Where this shows up.
- Marketing. Riley Greer is hired (2026-05) to make the marketing mechanicals excellent — Google Analytics, A/B testing, ad buying, daily social posts. The Reddit ad campaign that pushed BedrockNews to overall B4M DAU leader (201 DAU record on Friday 2026-05-15) is the proof: mechanics, done well, move the numbers immediately.
- Engineering. The B4M bug-a-day tactic is this principle made daily for junior ICs. One bug per IC per day. Mechanics, consistently applied.
- Operations. The Daily Ops Broadcast is this principle for everyone. Show up; broadcast what you'll do; do it.

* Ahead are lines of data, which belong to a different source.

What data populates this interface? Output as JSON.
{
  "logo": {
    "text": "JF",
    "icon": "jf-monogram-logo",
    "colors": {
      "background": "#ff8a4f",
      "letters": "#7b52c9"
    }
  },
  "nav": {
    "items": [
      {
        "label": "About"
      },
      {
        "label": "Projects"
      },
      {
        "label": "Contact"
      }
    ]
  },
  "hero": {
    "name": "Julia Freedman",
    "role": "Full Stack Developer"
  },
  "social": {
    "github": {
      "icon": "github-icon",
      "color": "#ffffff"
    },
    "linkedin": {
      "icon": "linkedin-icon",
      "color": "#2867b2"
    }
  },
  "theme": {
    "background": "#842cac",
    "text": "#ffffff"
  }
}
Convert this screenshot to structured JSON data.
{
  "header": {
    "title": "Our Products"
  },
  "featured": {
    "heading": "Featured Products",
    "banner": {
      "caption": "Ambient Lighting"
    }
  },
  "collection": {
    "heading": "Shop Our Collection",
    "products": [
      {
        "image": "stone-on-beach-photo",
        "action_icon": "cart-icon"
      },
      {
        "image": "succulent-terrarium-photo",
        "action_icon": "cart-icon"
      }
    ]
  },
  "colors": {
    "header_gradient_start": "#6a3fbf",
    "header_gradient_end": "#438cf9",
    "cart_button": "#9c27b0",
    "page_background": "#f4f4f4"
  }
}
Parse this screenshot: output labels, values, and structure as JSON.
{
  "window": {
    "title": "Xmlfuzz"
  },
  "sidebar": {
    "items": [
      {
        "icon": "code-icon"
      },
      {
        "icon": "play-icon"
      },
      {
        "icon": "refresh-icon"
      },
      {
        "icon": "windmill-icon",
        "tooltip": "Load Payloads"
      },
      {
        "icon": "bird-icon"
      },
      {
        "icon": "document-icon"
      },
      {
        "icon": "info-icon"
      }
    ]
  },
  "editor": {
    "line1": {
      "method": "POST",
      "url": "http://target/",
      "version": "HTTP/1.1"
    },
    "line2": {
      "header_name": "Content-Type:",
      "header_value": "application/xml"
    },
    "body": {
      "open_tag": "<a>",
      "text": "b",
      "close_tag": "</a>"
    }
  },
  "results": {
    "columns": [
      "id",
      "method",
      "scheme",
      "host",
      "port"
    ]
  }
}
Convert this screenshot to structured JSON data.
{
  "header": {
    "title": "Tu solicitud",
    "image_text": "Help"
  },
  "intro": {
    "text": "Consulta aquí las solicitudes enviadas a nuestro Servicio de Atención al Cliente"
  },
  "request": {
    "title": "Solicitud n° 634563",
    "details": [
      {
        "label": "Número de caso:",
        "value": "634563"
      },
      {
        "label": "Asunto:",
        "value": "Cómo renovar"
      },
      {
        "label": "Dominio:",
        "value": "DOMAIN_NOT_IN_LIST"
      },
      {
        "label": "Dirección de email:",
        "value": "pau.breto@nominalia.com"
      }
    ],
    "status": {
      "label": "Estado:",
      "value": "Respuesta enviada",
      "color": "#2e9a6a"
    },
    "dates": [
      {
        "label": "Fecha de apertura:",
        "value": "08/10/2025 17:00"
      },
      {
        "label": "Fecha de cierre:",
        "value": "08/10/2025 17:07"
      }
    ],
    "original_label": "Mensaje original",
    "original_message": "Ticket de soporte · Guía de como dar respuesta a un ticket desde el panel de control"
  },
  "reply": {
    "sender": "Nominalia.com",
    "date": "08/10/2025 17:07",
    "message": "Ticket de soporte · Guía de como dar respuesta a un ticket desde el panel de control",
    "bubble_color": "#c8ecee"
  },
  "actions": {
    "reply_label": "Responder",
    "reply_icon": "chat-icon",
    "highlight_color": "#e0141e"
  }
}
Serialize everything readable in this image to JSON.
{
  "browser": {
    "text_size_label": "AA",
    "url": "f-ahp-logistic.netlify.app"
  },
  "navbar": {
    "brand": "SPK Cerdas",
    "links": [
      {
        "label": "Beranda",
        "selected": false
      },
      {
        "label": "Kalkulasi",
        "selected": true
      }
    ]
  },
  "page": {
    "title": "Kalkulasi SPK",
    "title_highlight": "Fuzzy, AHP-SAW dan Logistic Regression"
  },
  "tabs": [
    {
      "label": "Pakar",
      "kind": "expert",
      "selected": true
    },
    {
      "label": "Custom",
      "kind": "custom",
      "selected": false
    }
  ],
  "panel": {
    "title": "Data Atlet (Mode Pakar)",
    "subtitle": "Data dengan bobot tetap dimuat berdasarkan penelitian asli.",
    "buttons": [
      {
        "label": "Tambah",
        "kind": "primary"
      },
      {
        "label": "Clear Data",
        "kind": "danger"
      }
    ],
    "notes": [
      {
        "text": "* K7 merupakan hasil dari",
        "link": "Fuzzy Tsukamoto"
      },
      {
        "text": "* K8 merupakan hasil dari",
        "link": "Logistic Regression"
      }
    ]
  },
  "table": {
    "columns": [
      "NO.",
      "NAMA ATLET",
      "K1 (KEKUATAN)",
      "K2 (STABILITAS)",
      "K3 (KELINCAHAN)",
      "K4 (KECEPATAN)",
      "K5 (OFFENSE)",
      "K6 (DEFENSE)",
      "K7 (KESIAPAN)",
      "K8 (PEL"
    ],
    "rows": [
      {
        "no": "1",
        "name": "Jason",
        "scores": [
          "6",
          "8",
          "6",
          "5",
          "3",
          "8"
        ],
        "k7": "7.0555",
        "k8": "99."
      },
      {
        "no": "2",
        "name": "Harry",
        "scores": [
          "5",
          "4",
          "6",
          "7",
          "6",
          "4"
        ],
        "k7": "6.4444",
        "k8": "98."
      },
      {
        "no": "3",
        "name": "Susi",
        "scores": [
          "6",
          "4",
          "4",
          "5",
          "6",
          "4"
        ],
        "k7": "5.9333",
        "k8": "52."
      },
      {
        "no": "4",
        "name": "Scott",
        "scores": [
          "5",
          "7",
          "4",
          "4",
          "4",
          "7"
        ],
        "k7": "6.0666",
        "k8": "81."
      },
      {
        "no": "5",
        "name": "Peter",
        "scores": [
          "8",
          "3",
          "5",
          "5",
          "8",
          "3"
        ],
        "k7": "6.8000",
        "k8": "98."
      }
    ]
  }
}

Mechanics, consistently applied.
- Sales / GTM. Daily prospecting, follow-ups, CRM hygiene, weekly outreach cadence. Same shape.
- Engineering review. Augmented PR review discipline applied to every PR, not just the big ones. Same shape.
What this means in practice. When a team is stuck, ask first whether the mechanics are excellent before you ask whether the strategy is right. Most strategy “failures” are mechanics failures wearing a strategy costume. A campaign that didn't convert because the analytics weren't wired up to measure it correctly looks identical from the outside to a campaign that didn't convert because the positioning was wrong. The mechanics fix is cheap; the positioning rewrite is expensive. Check the cheap thing first.
The corollary — this is permission to be unglamorous. The principle gives the team license to treat “wire up better Google Analytics” or “set up the email automation pipeline” as load-bearing work, not as someone-else's-job. Mechanics excellence is the work, not the prerequisite to the work.
How to read this page
- The mission changes rarely. It should survive multiple strategy cycles intact.
- A value earns its slot by having a clear belief behind it (not just a preference). Adding one is a deliberate act.
- An operating principle is provisional — it captures how we actually work right now. As the team grows or the work shifts, the list should evolve. If a principle is no longer load-bearing, retire it.
Together these three define identity. Everything else in this repo — roadmap, architecture, packaging, sales, strategy updates — should be checkable against them. If a decision violates the mission or a value, that's a stop-and-discuss moment. If a decision contradicts an operating principle, that's either a reason to do something different or a signal that the principle is out of date.